Even if you think you need it, try to clarify why. This in essence lets you know what value you would derive from that added luxury you want to acquire.
5. Increase your savings to match your increase in expenses.
This is a trade-off strategy that can enable you to have the best of both worlds – a more comfortable lifestyle, with increased financial independence.
Not all expenses which accompany an increase in income can be undone.
For example, you may decide to marry or have kids because you believe that you’re more financially secure. These actions come with extra responsibilities and thus extra expenses.
You can compensate for these extra responsibilities by equally increasing the percentage of our income you choose to save and invest.
The routine of having to continually invest also acts as a check on your expenses and ultimately reduces the effects of lifestyle inflation.
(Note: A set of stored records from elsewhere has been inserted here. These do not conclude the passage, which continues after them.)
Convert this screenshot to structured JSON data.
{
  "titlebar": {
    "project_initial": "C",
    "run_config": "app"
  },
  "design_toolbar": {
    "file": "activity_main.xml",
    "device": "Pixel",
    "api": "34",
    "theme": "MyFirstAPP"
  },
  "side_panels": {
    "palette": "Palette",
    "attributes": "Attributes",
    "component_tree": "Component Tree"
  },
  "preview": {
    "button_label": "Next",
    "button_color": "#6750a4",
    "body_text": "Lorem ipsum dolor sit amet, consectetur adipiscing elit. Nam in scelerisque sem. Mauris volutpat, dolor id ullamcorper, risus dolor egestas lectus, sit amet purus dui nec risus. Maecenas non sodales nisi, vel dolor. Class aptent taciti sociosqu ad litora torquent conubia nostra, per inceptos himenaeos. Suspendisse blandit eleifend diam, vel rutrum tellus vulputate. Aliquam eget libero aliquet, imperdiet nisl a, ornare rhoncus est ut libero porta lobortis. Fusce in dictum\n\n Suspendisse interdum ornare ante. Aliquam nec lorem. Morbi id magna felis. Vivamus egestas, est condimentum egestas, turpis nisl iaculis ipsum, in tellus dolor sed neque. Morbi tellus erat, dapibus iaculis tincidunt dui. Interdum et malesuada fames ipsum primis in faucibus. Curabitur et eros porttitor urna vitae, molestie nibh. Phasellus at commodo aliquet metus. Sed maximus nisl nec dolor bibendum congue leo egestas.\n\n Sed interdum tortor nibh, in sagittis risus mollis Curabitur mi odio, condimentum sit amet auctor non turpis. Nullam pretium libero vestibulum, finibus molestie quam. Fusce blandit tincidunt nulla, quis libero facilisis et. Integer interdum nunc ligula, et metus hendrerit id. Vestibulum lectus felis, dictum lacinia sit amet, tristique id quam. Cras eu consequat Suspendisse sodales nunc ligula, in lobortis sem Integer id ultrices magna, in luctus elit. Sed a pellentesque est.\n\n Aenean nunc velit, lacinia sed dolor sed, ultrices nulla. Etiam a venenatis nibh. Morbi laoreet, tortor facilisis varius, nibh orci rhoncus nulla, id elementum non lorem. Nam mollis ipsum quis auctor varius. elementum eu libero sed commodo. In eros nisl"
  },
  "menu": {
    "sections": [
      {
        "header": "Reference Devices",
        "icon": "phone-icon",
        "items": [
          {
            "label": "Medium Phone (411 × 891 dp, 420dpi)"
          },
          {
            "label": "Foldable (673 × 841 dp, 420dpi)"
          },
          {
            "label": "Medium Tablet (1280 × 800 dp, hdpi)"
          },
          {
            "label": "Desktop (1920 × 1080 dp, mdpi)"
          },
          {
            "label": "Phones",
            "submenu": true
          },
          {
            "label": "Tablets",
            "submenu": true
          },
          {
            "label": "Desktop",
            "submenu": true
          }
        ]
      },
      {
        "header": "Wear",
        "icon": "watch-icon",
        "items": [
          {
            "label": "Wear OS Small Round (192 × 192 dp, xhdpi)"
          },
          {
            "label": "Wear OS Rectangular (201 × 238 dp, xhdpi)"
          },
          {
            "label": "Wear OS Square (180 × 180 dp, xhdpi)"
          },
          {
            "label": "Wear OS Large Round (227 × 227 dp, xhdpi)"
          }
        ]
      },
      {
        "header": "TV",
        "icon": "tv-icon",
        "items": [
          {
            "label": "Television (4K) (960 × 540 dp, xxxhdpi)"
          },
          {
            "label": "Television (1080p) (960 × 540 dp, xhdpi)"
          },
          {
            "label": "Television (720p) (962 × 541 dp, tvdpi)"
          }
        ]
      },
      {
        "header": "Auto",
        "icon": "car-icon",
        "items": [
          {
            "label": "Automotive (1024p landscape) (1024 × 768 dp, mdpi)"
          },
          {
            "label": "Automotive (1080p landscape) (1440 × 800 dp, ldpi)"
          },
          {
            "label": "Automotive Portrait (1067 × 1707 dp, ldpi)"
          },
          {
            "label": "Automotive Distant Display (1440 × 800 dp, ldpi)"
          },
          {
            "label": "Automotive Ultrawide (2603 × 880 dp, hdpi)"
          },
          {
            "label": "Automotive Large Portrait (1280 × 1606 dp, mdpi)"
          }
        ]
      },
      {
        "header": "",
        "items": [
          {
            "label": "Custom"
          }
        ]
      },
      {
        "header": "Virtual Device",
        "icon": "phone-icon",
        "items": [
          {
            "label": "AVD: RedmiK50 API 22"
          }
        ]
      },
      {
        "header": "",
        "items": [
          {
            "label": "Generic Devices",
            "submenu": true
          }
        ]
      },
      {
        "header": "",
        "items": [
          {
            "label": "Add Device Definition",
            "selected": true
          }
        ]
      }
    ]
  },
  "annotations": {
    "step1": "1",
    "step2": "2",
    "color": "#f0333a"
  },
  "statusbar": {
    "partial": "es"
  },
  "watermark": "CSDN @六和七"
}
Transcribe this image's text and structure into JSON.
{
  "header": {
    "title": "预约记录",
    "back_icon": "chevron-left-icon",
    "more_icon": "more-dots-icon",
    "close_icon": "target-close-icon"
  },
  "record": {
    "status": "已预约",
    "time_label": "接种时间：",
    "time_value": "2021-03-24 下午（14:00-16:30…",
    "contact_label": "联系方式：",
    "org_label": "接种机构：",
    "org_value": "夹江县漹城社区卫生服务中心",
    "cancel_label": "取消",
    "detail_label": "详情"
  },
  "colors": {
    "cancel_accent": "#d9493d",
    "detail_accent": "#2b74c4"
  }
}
Alternatively, you can go further by allocating a percentage increase to your savings if your expenses increase by a certain percentage.
For example, for every 10% increase in your expenses, you can allocate a 5% increase in savings and investments.
You can decide to take out a mortgage and pay towards having a home rather than renting apartments. This trade-off ensures that you’re not shortchanging yourself.
Final Word
Lifestyle inflation is an unseen enemy that can easily derail you from achieving your long-term financial goals.
We like to think that the flush times will last forever so we get lackluster towards saving and investing.
The false sense of financial security offered by a more convenient lifestyle can leave us exposed to unforeseen circumstances.
If you can identify lifestyle inflation, you can reach your financial targets faster because you can afford to (And plan to) put the extra money to work for you.
This means that even when you start bringing home more money, you still have to discipline yourself mentally to be able to be financially smart and keep planning for the future.
This has more to do with your financial behavior than your ability to generate more money.
By following the steps outlined above, you can reduce the effects of lifestyle inflation on your life.